Multimodal fusion, leveraging data like vision and language, is rapidly gaining traction. This enriched data representation improves performance across various tasks. Existing methods for out-of-distribution (OOD) detection, a critical area where AI models encounter unseen data in real-world scenarios, rely heavily on whole-image features. These image-level features can include irrelevant information that hinders the detection of OOD samples, ultimately limiting overall performance. In this paper, we propose \textbf{TagOOD}, a novel approach for OOD detection that leverages vision-language representations to achieve label-free object feature decoupling from whole images. This decomposition enables a more focused analysis of object semantics, enhancing OOD detection performance. Subsequently, TagOOD trains a lightweight network on the extracted object features to learn representative class centers. These centers capture the central tendencies of IND object classes, minimizing the influence of irrelevant image features during OOD detection. Finally, our approach efficiently detects OOD samples by calculating distance-based metrics as OOD scores between learned centers and test samples. We conduct extensive experiments to evaluate TagOOD on several benchmark datasets and demonstrate its superior performance compared to existing OOD detection methods. This work presents a novel perspective for further exploration of multimodal information utilization in OOD detection, with potential applications across various tasks.

Figures (5)

• Figure 1: A toy sample illustrates a challenge in OOD detection using a 3D feature space. The "Bamboo" and "Withered grass" features in the IND image are close to the OOD features in this space. This can cause the model to misclassify the IND image as containing objects similar to the OOD image.

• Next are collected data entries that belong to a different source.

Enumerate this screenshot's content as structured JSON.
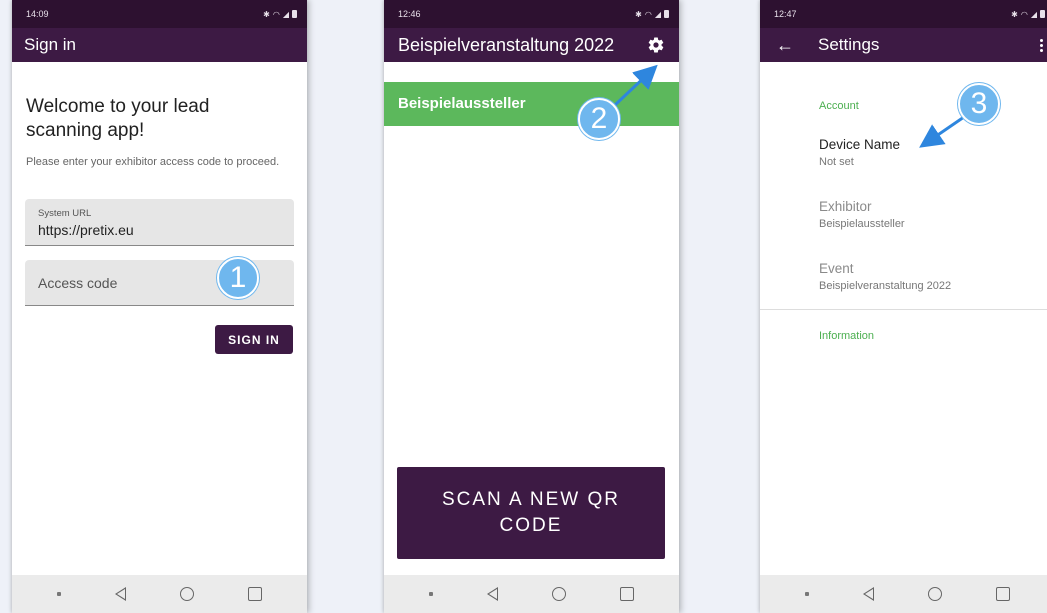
{
  "screens": [
    {
      "status_time": "14:09",
      "appbar_title": "Sign in",
      "welcome": "Welcome to your lead scanning app!",
      "instructions": "Please enter your exhibitor access code to proceed.",
      "system_url_label": "System URL",
      "system_url_value": "https://pretix.eu",
      "access_code_placeholder": "Access code",
      "signin_button": "SIGN IN"
    },
    {
      "status_time": "12:46",
      "appbar_title": "Beispielveranstaltung 2022",
      "settings_icon": "gear-icon",
      "exhibitor_name": "Beispielaussteller",
      "scan_button": "SCAN A NEW QR CODE"
    },
    {
      "status_time": "12:47",
      "appbar_title": "Settings",
      "back_icon": "back-arrow-icon",
      "category_account": "Account",
      "prefs": [
        {
          "title": "Device Name",
          "summary": "Not set"
        },
        {
          "title": "Exhibitor",
          "summary": "Beispielaussteller"
        },
        {
          "title": "Event",
          "summary": "Beispielveranstaltung 2022"
        }
      ],
      "category_information": "Information"
    }
  ],
  "callouts": [
    "1",
    "2",
    "3"
  ],
  "colors": {
    "primary": "#3d1a44",
    "status_bar": "#2d1130",
    "accent_green": "#5cb85c",
    "category_green": "#4caf50",
    "callout_blue": "#6fb7ee",
    "arrow_blue": "#2e86de"
  }
}
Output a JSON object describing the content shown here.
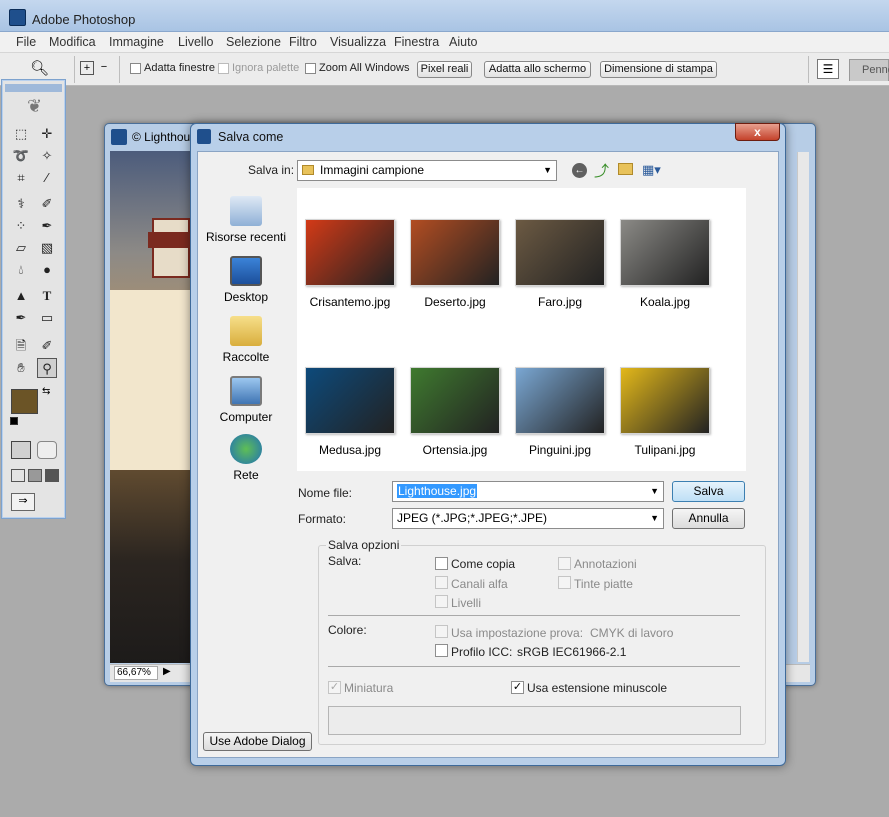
{
  "app": {
    "title": "Adobe Photoshop"
  },
  "menu": [
    "File",
    "Modifica",
    "Immagine",
    "Livello",
    "Selezione",
    "Filtro",
    "Visualizza",
    "Finestra",
    "Aiuto"
  ],
  "options": {
    "adatta_finestre": "Adatta finestre",
    "ignora_palette": "Ignora palette",
    "zoom_all": "Zoom All Windows",
    "pixel_reali": "Pixel reali",
    "adatta_schermo": "Adatta allo schermo",
    "dimensione_stampa": "Dimensione di stampa",
    "panel_tab": "Penne"
  },
  "document": {
    "title": "© Lighthou",
    "zoom": "66,67%"
  },
  "dialog": {
    "title": "Salva come",
    "save_in_label": "Salva in:",
    "save_in_value": "Immagini campione",
    "places": [
      "Risorse recenti",
      "Desktop",
      "Raccolte",
      "Computer",
      "Rete"
    ],
    "files": [
      {
        "name": "Crisantemo.jpg",
        "color": "#d33a17"
      },
      {
        "name": "Deserto.jpg",
        "color": "#b24d22"
      },
      {
        "name": "Faro.jpg",
        "color": "#6c5a43"
      },
      {
        "name": "Koala.jpg",
        "color": "#8b8a86"
      },
      {
        "name": "Medusa.jpg",
        "color": "#0d4a7b"
      },
      {
        "name": "Ortensia.jpg",
        "color": "#3f7a2f"
      },
      {
        "name": "Pinguini.jpg",
        "color": "#7aa7d3"
      },
      {
        "name": "Tulipani.jpg",
        "color": "#e3b81a"
      }
    ],
    "filename_label": "Nome file:",
    "filename_value": "Lighthouse.jpg",
    "format_label": "Formato:",
    "format_value": "JPEG (*.JPG;*.JPEG;*.JPE)",
    "save_button": "Salva",
    "cancel_button": "Annulla",
    "save_options_title": "Salva opzioni",
    "save_label": "Salva:",
    "come_copia": "Come copia",
    "annotazioni": "Annotazioni",
    "canali_alfa": "Canali alfa",
    "tinte_piatte": "Tinte piatte",
    "livelli": "Livelli",
    "colore_label": "Colore:",
    "usa_impostazione": "Usa impostazione prova:",
    "cmyk": "CMYK di lavoro",
    "profilo_icc": "Profilo ICC:",
    "profilo_value": "sRGB IEC61966-2.1",
    "miniatura": "Miniatura",
    "usa_estensione": "Usa estensione minuscole",
    "adobe_dialog_button": "Use Adobe Dialog",
    "close_glyph": "x"
  }
}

• Figure 2: The TagOOD pipeline for OOD detection consists of two main stages, illustrated in (a) and (b). First, image feature decomposition (see (a) on the left) leverages a vision-language model to generate multiple tags. The model then identifies tags belonging to the IND category and creates corresponding attention masks within the image. Next, as shown in (b), the extracted IND object features are used to train a lightweight network that produces a set of IND class centers. During inference (referring back to (a)), TagOOD computes a distance-based metric between IND class centers and test sample features as the OOD score.
• Figure 3: The performance of TagOOD training with varying values of the hyperparameter $\tau$.
• Figure 4: Illustration of object features visualization and OOD score distribution. Both object features are visualized by T-SNE van2008visualizing. Data points represent object features, and colors encode their corresponding IND class labels. Gray X marks indicate OOD data points. The features presented on the left are directly extracted from the tagging model before projection. Following the projection process, the object features become more condensed, as demonstrated on the right.
• Figure 5: Results of evaluation on varying levels of features selected during image feature decomposition.